Elle marchait le long du trottoir, son cartable à bout de bras, trop lourd, informe, sans couleurs. Par miracle, il conservait ses roues grinçantes mais son centre de gravité faisait des siennes à chaque tournant. Il versait brutalement et vrillait douloureusement son poignet à chaque fois. Il n'était plus bon à rien et pas moyen d'en dénicher un solide. Aucun qui tienne l'année. Celui-là, avec ce qu'il avait pris comme coups, vols planés et trous parsemant sa carcasse, n'était plus qu'une dépouille. Les mots et les devoirs se perdaient avant que d'arriver.
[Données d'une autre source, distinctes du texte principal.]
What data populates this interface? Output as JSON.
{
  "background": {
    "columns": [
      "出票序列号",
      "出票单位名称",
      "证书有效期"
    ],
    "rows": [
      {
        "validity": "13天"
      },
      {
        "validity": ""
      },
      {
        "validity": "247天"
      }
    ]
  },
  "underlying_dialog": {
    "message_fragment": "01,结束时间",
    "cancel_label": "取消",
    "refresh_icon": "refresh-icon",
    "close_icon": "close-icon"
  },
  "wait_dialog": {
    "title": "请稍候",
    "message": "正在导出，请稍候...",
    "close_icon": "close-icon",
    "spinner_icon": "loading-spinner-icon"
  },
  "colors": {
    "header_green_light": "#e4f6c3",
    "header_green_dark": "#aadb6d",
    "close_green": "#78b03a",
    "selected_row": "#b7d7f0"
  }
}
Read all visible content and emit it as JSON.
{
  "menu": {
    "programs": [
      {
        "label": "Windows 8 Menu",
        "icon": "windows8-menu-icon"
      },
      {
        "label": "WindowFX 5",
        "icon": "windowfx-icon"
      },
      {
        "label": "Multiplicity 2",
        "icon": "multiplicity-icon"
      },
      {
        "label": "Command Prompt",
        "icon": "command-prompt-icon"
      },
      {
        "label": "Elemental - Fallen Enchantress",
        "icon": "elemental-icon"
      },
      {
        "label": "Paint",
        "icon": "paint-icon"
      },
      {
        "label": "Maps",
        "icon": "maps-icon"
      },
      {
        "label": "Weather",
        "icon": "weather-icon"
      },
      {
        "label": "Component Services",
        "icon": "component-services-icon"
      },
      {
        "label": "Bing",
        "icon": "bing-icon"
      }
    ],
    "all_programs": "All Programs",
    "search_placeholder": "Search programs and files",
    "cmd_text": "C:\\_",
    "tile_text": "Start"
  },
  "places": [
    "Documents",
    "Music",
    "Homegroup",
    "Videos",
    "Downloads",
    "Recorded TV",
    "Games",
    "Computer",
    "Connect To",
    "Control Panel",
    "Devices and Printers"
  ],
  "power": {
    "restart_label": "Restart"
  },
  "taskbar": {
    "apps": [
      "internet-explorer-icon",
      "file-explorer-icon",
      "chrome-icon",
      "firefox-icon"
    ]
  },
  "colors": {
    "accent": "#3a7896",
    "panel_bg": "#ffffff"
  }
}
De toute façon, elle s'en fichait, parce que pour elle, tout était... saloperie.
Saloperie de cartable ! Il aurait fallu virer tous ces profs. On n'a pas idée de nous charger comme des ânes avec tous ces livres, les cours, les exos et les devoirs en plus ! Y en a marre !


Et l'autre qu'arrête pas de me chercher... On devrait tous les éjecter, tous ! Nos soi-disant "camarades". Saloperie de camarades. Avec leur foutue idée du travail d'équipe, on se les coltine en permanence au bout du compte. En classe, en récré, en dehors pour les travaux en communs.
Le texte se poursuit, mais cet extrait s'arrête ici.